Во втором действии Полин-Пекарская читала письмо полюбившего ее советского циркача и пела: на этот раз по-русски, но все еще с американским акцентом.
Ты послушай меня, что тебе я скажу.
Мы расстаться с тобою должны…
– Чепуха! – смущенно перебивал ее замечательный советский мужчина, но Полин голоском сирены продолжала выводить мелодию.
Я предчувствую сердцем вторую звезду,
Я боюсь этой новой звезды…
Он, окончательно растерявшись, опять уверял, что это недоразумение, что это он просто так написал, и пытался отобрать письмо. Он тянул к себе листок, она не отдавала. Они нечаянно разрывали его напополам и пели вместе, каждый со своим обрывком в руке: Полин начинала, он подхватывал.

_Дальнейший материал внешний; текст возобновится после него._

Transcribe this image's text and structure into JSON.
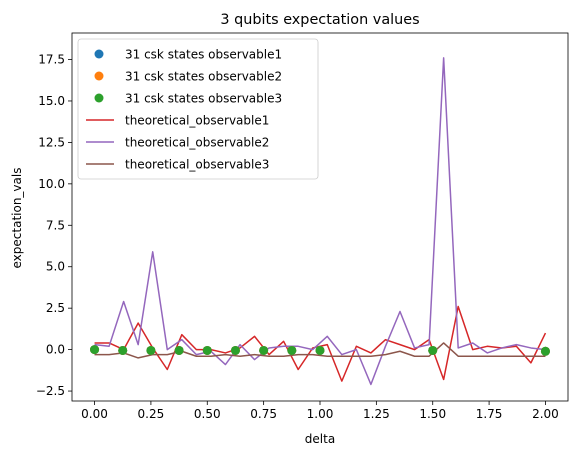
{
  "chart_data": {
    "type": "line",
    "title": "3 qubits expectation values",
    "xlabel": "delta",
    "ylabel": "expectation_vals",
    "xlim": [
      -0.1,
      2.1
    ],
    "ylim": [
      -3.1,
      19.1
    ],
    "xticks": [
      0.0,
      0.25,
      0.5,
      0.75,
      1.0,
      1.25,
      1.5,
      1.75,
      2.0
    ],
    "xtick_labels": [
      "0.00",
      "0.25",
      "0.50",
      "0.75",
      "1.00",
      "1.25",
      "1.50",
      "1.75",
      "2.00"
    ],
    "yticks": [
      -2.5,
      0.0,
      2.5,
      5.0,
      7.5,
      10.0,
      12.5,
      15.0,
      17.5
    ],
    "ytick_labels": [
      "−2.5",
      "0.0",
      "2.5",
      "5.0",
      "7.5",
      "10.0",
      "12.5",
      "15.0",
      "17.5"
    ],
    "grid": false,
    "legend_position": "upper-left",
    "scatter_series": [
      {
        "name": "31 csk states observable1",
        "color": "#1f77b4",
        "x": [
          0.0,
          0.125,
          0.25,
          0.375,
          0.5,
          0.625,
          0.75,
          0.875,
          1.0,
          1.5,
          2.0
        ],
        "y": [
          0.0,
          -0.05,
          -0.05,
          -0.05,
          -0.05,
          -0.05,
          -0.05,
          -0.05,
          -0.05,
          -0.05,
          -0.1
        ]
      },
      {
        "name": "31 csk states observable2",
        "color": "#ff7f0e",
        "x": [
          0.0,
          0.125,
          0.25,
          0.375,
          0.5,
          0.625,
          0.75,
          0.875,
          1.0,
          1.5,
          2.0
        ],
        "y": [
          0.0,
          -0.05,
          -0.05,
          -0.05,
          -0.05,
          -0.05,
          -0.05,
          -0.05,
          -0.05,
          -0.05,
          -0.1
        ]
      },
      {
        "name": "31 csk states observable3",
        "color": "#2ca02c",
        "x": [
          0.0,
          0.125,
          0.25,
          0.375,
          0.5,
          0.625,
          0.75,
          0.875,
          1.0,
          1.5,
          2.0
        ],
        "y": [
          0.0,
          -0.05,
          -0.05,
          -0.05,
          -0.05,
          -0.05,
          -0.05,
          -0.05,
          -0.05,
          -0.05,
          -0.1
        ]
      }
    ],
    "line_series": [
      {
        "name": "theoretical_observable1",
        "color": "#d62728",
        "x": [
          0.0,
          0.0645,
          0.129,
          0.1935,
          0.258,
          0.3226,
          0.3871,
          0.4516,
          0.5161,
          0.5806,
          0.6452,
          0.7097,
          0.7742,
          0.8387,
          0.9032,
          0.9677,
          1.0323,
          1.0968,
          1.1613,
          1.2258,
          1.2903,
          1.3548,
          1.4194,
          1.4839,
          1.5484,
          1.6129,
          1.6774,
          1.7419,
          1.8065,
          1.871,
          1.9355,
          2.0
        ],
        "y": [
          0.4,
          0.4,
          0.0,
          1.6,
          0.1,
          -1.2,
          0.9,
          0.0,
          0.0,
          -0.2,
          0.1,
          0.8,
          -0.3,
          0.5,
          -1.2,
          0.1,
          0.3,
          -1.9,
          0.2,
          -0.2,
          0.6,
          0.3,
          0.0,
          0.6,
          -1.8,
          2.6,
          0.0,
          0.2,
          0.1,
          0.2,
          -0.8,
          1.0
        ]
      },
      {
        "name": "theoretical_observable2",
        "color": "#9467bd",
        "x": [
          0.0,
          0.0645,
          0.129,
          0.1935,
          0.258,
          0.3226,
          0.3871,
          0.4516,
          0.5161,
          0.5806,
          0.6452,
          0.7097,
          0.7742,
          0.8387,
          0.9032,
          0.9677,
          1.0323,
          1.0968,
          1.1613,
          1.2258,
          1.2903,
          1.3548,
          1.4194,
          1.4839,
          1.5484,
          1.6129,
          1.6774,
          1.7419,
          1.8065,
          1.871,
          1.9355,
          2.0
        ],
        "y": [
          0.3,
          0.2,
          2.9,
          0.3,
          5.9,
          0.0,
          0.6,
          -0.3,
          -0.1,
          -0.9,
          0.3,
          -0.6,
          0.1,
          0.2,
          0.2,
          0.0,
          0.8,
          -0.3,
          0.0,
          -2.1,
          0.2,
          2.3,
          0.1,
          0.3,
          17.6,
          0.1,
          0.4,
          -0.2,
          0.1,
          0.3,
          0.1,
          0.0
        ]
      },
      {
        "name": "theoretical_observable3",
        "color": "#8c564b",
        "x": [
          0.0,
          0.0645,
          0.129,
          0.1935,
          0.258,
          0.3226,
          0.3871,
          0.4516,
          0.5161,
          0.5806,
          0.6452,
          0.7097,
          0.7742,
          0.8387,
          0.9032,
          0.9677,
          1.0323,
          1.0968,
          1.1613,
          1.2258,
          1.2903,
          1.3548,
          1.4194,
          1.4839,
          1.5484,
          1.6129,
          1.6774,
          1.7419,
          1.8065,
          1.871,
          1.9355,
          2.0
        ],
        "y": [
          -0.3,
          -0.3,
          -0.2,
          -0.5,
          -0.3,
          -0.3,
          -0.1,
          -0.4,
          -0.4,
          -0.3,
          -0.4,
          -0.3,
          -0.4,
          -0.4,
          -0.3,
          -0.3,
          -0.4,
          -0.4,
          -0.4,
          -0.4,
          -0.3,
          -0.1,
          -0.4,
          -0.4,
          0.4,
          -0.4,
          -0.4,
          -0.4,
          -0.4,
          -0.4,
          -0.4,
          -0.4
        ]
      }
    ]
  }
}
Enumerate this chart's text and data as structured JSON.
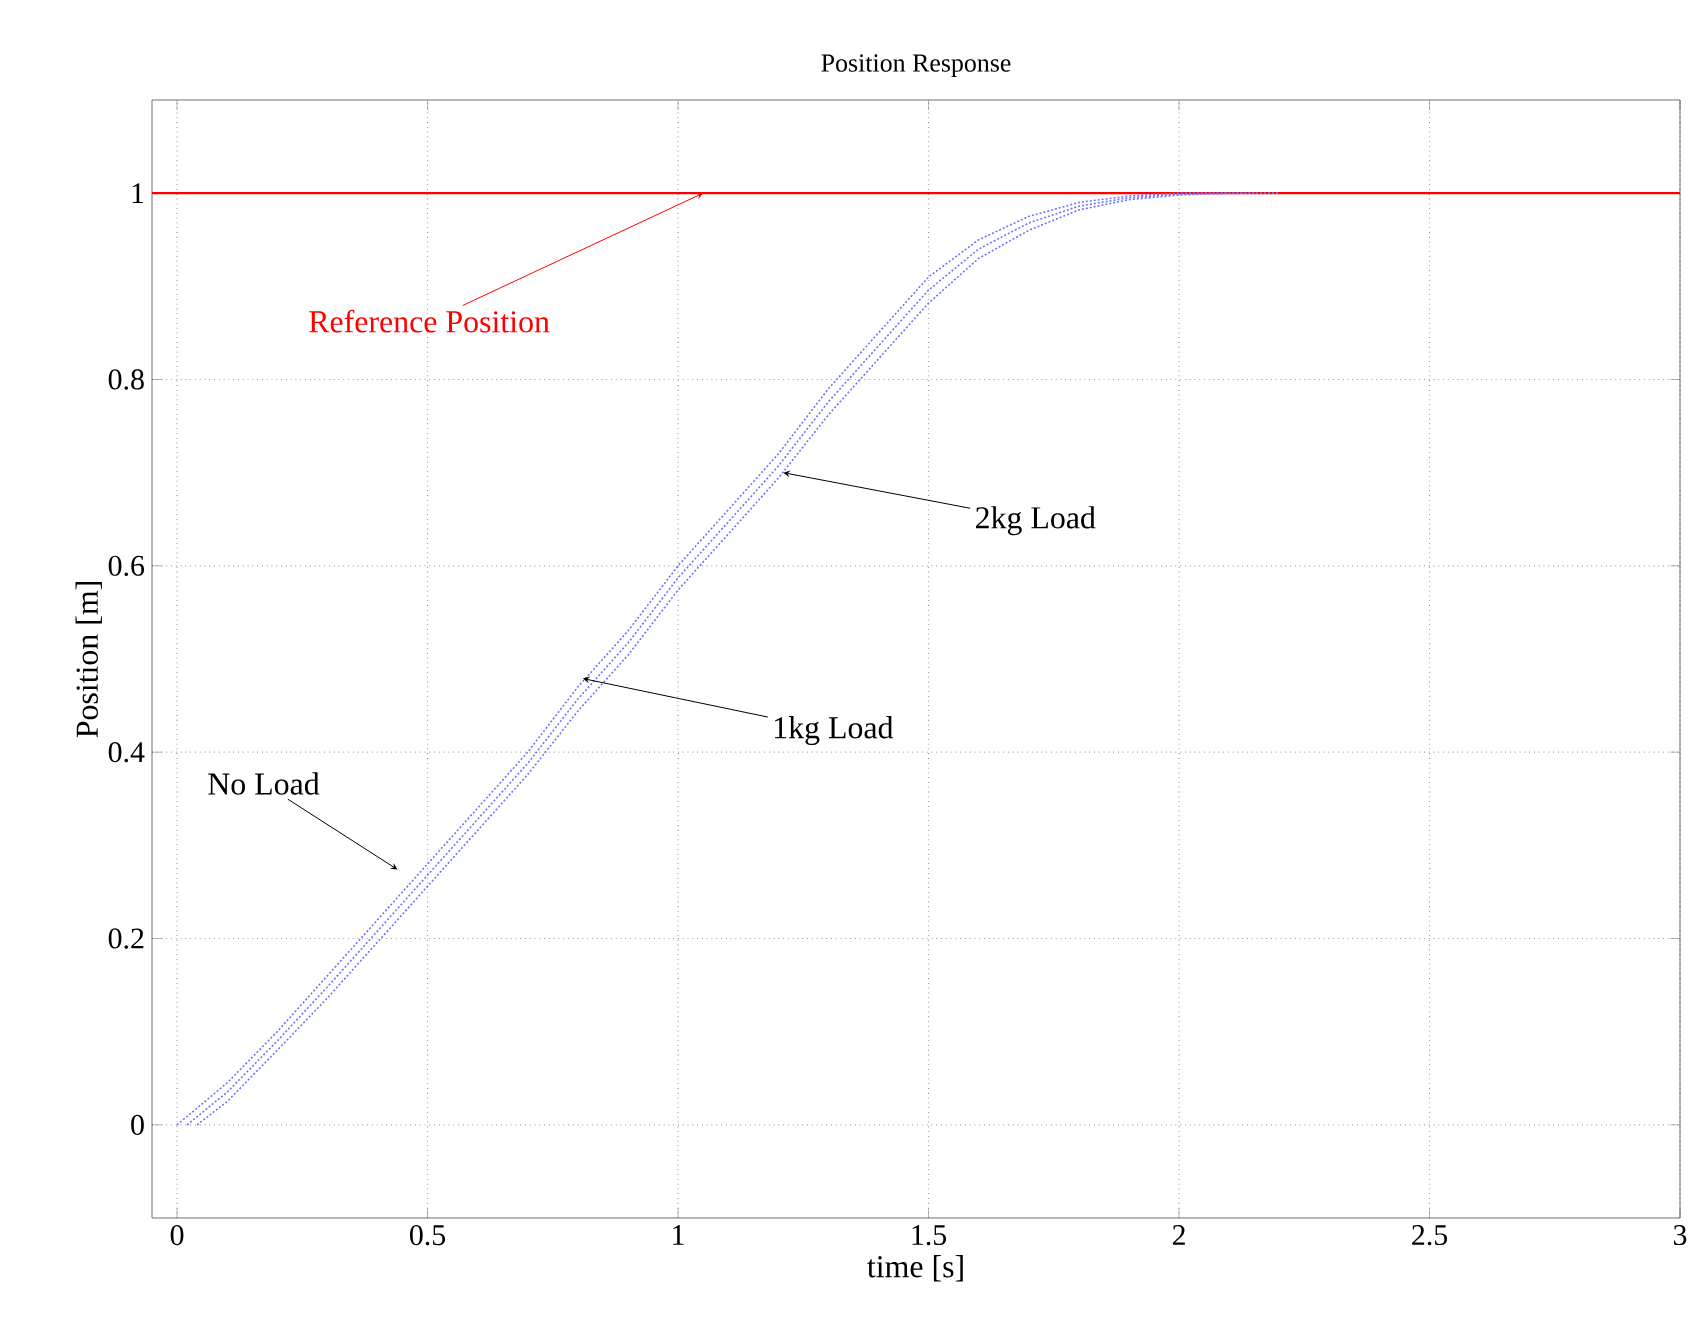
{
  "chart_data": {
    "type": "line",
    "title": "Position Response",
    "xlabel": "time [s]",
    "ylabel": "Position [m]",
    "xlim": [
      -0.05,
      3
    ],
    "ylim": [
      -0.1,
      1.1
    ],
    "xticks": [
      0,
      0.5,
      1,
      1.5,
      2,
      2.5,
      3
    ],
    "yticks": [
      0,
      0.2,
      0.4,
      0.6,
      0.8,
      1
    ],
    "grid": true,
    "marker": "none",
    "ref_lines": [
      {
        "axis": "y",
        "value": 1,
        "color": "#ff0000",
        "line_style": "solid"
      }
    ],
    "series": [
      {
        "color": "#7070ff",
        "line_style": "dotted",
        "x": [
          0,
          0.1,
          0.2,
          0.3,
          0.4,
          0.5,
          0.6,
          0.7,
          0.8,
          0.9,
          1.0,
          1.1,
          1.2,
          1.3,
          1.4,
          1.5,
          1.6,
          1.7,
          1.8,
          1.9,
          2.0,
          2.1
        ],
        "values": [
          0,
          0.045,
          0.1,
          0.16,
          0.22,
          0.28,
          0.34,
          0.4,
          0.47,
          0.53,
          0.6,
          0.66,
          0.72,
          0.79,
          0.85,
          0.91,
          0.95,
          0.975,
          0.99,
          0.997,
          1.0,
          1.0
        ]
      },
      {
        "color": "#7070ff",
        "line_style": "dotted",
        "x": [
          0.02,
          0.1,
          0.2,
          0.3,
          0.4,
          0.5,
          0.6,
          0.7,
          0.8,
          0.9,
          1.0,
          1.1,
          1.2,
          1.3,
          1.4,
          1.5,
          1.6,
          1.7,
          1.8,
          1.9,
          2.0,
          2.15
        ],
        "values": [
          0,
          0.035,
          0.09,
          0.148,
          0.208,
          0.268,
          0.328,
          0.388,
          0.457,
          0.517,
          0.587,
          0.647,
          0.707,
          0.776,
          0.836,
          0.896,
          0.94,
          0.968,
          0.986,
          0.995,
          0.999,
          1.0
        ]
      },
      {
        "color": "#7070ff",
        "line_style": "dotted",
        "x": [
          0.04,
          0.1,
          0.2,
          0.3,
          0.4,
          0.5,
          0.6,
          0.7,
          0.8,
          0.9,
          1.0,
          1.1,
          1.2,
          1.3,
          1.4,
          1.5,
          1.6,
          1.7,
          1.8,
          1.9,
          2.0,
          2.1,
          2.2
        ],
        "values": [
          0,
          0.025,
          0.08,
          0.136,
          0.196,
          0.256,
          0.316,
          0.376,
          0.444,
          0.504,
          0.574,
          0.634,
          0.694,
          0.762,
          0.822,
          0.882,
          0.93,
          0.96,
          0.982,
          0.993,
          0.998,
          1.0,
          1.0
        ]
      }
    ],
    "annotations": [
      {
        "text": "Reference Position",
        "x": 1.05,
        "y": 1.0
      },
      {
        "text": "2kg Load",
        "x": 1.21,
        "y": 0.7
      },
      {
        "text": "1kg Load",
        "x": 0.81,
        "y": 0.479
      },
      {
        "text": "No Load",
        "x": 0.44,
        "y": 0.274
      }
    ]
  }
}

Костюмерша Рая слушала их, прижавшись к кулисе, и растроганно шмыгала носом. Ее глаза опять были мокры.
– Ангелица моя неземная, красавица моя необыкновенная…
Она всегда плакала на этом месте. Такая власть была над ней у Анны. И над остальными тоже.
Тишина в зале взорвалась.
– Браво!
Огромную сцену завалили цветами. Среди зрителей был один человек – он не аплодировал, не кричал и при этом не сводил глаз с Пекарской. Мужчина и раньше приходил на ее спектакли. Его лицо выделялось даже среди собравшейся в зале элиты. Анна помнила эти умные внимательные глаза. Кто он? Она подумала о письме, которое до сих пор лежало на столике в ее гримерной.
Построенные из шлакобетонных блоков, корпуса жилищного кооператива «Труженик искусства» были совсем неказистые. Красота от них и не требовалась, потому что они прятались за высокой деревянной оградой во дворах двух московских переулков. Строение номер три, например, совсем не просматривалось с улицы.